As the Ethereum ecosystem shifts towards rollups and higher-layer solutions, understanding and addressing MEV becomes crucial for ensuring network security, fairness, and efficiency.
Different rollup designs offer unique approaches to handling MEV, including centralized sequencers, decentralized sequencers, shared sequencers, L1-based sequencing, and more experimental designs.
Each design presents its own trade-offs and implications for MEV extraction.
Hierarchical sequencing provides scalability but introduces challenges in fair MEV allocation between layers.
Validator set-based sequencing allows validators to extract MEV but requires a careful selection mechanism to ensure fairness.
Proof-of-stake MEV auctions offer a structured framework for MEV extraction, incentivizing participants to compete for MEV rights.

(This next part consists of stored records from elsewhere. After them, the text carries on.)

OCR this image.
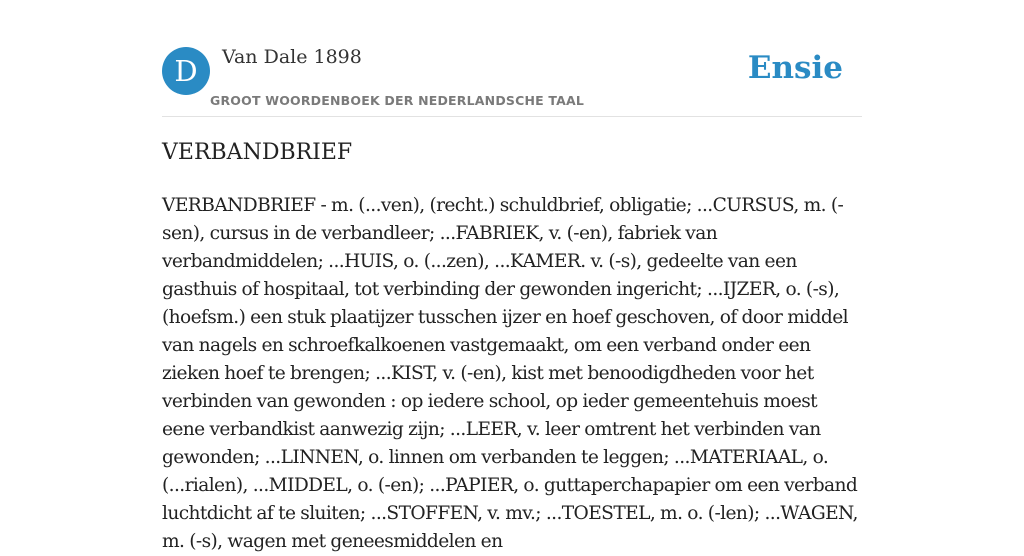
D	Van Dale 1898
GROOT WOORDENBOEK DER NEDERLANDSCHE TAAL
Ensie
VERBANDBRIEF

VERBANDBRIEF - m. (...ven), (recht.) schuldbrief, obligatie; ...CURSUS, m. (-sen), cursus in de verbandleer; ...FABRIEK, v. (-en), fabriek van verbandmiddelen; ...HUIS, o. (...zen), ...KAMER. v. (-s), gedeelte van een gasthuis of hospitaal, tot verbinding der gewonden ingericht; ...IJZER, o. (-s), (hoefsm.) een stuk plaatijzer tusschen ijzer en hoef geschoven, of door middel van nagels en schroefkalkoenen vastgemaakt, om een verband onder een zieken hoef te brengen; ...KIST, v. (-en), kist met benoodigdheden voor het verbinden van gewonden : op iedere school, op ieder gemeentehuis moest eene verbandkist aanwezig zijn; ...LEER, v. leer omtrent het verbinden van gewonden; ...LINNEN, o. linnen om verbanden te leggen; ...MATERIAAL, o. (...rialen), ...MIDDEL, o. (-en); ...PAPIER, o. guttaperchapapier om een verband luchtdicht af te sluiten; ...STOFFEN, v. mv.; ...TOESTEL, m. o. (-len); ...WAGEN, m. (-s), wagen met geneesmiddelen en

MEV-aware rollup designs aim to mitigate the negative impact of MEV and promote a fair and sustainable ecosystem.
Cross-chain MEV exploration explores opportunities for value extraction across different chains.
As the research and development in the field of L2 MEV continue, it is crucial to consider the broader implications of these designs.
Transparency and fairness in MEV allocation are important to prevent the concentration of power and unfair advantages.
It is also essential to incentivize behaviors that benefit the network as a whole, such as contributing to public goods or supporting long-term sustainability.
Furthermore, collaboration and coordination between L2 solutions and the broader Ethereum ecosystem are key.
Interoperability between different rollups, bridges, and chains can enable more efficient and diverse MEV extraction strategies.
Establishing standards and protocols for cross-chain communication and MEV measurement can facilitate a more integrated and optimized MEV landscape.
Overall, the exploration and development of different rollup designs and MEV handling mechanisms are crucial for the maturation and sustainability of the L2 ecosystem.
By addressing MEV challenges and creating a fair and efficient environment, L2 solutions can unlock the full potential of Ethereum and enable a wide range of decentralized applications and use cases.